Kingston 25 November 2020 (JIS) - The Minister of Culture, Gender, Entertainment and Sport, the Honourable Olivia Grange, says Jamaica must renew its commitment to ending domestic abuse as well as using violence as a way to discipline children.
“It’s time we decide as a nation that we will stop beating our pickney. We must end all acts of violence and abuse in our homes, in our communities, and in our country. We have to focus on the homes and the communities because most of the violence against women, girls and boys takes place in the homes,” she noted, during the sitting of the House of Representatives on Tuesday (November 24).

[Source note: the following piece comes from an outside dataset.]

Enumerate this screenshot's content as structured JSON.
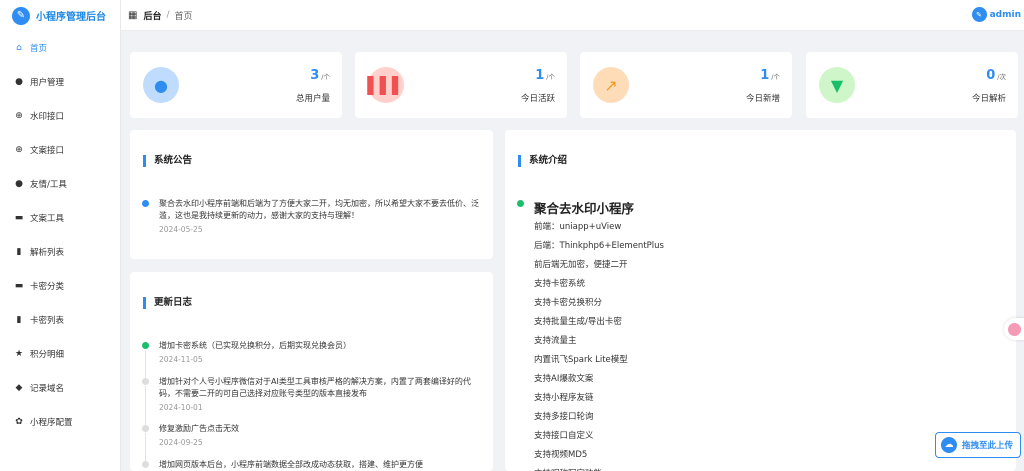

She was speaking against the observance of International Day for the Elimination of Violence against Women and Girls on Wednesday (November 25) under the theme ‘The Empowered Woman: From Victim to Survivor’.
Minister Grange, in her address, cited a United Nations report that states that 35 per cent of women worldwide have experienced physical and/or sexual violence.
“This is in keeping with the findings of the local women’s health survey, which found that one in every four women in Jamaica has been slapped, beaten, thumped up with fist, pushed, kicked, attacked with a weapon or threatened with a weapon by her male partner. We also know that the violence doesn’t have to happen. It is not inevitable,” she said.
Minister Grange pointed out that in countries such as the United States (US), violence against women has declined. “Domestic violence against adult women went down by 64 per cent between 1993 and 2010,” she said.
She noted that Jamaica has adopted similar measures to those implemented by the US under a 10-year National Strategic Action Plan to end gender-based violence.
Among the actions is the development of a network of shelters for women who need help to leave abusive relationships.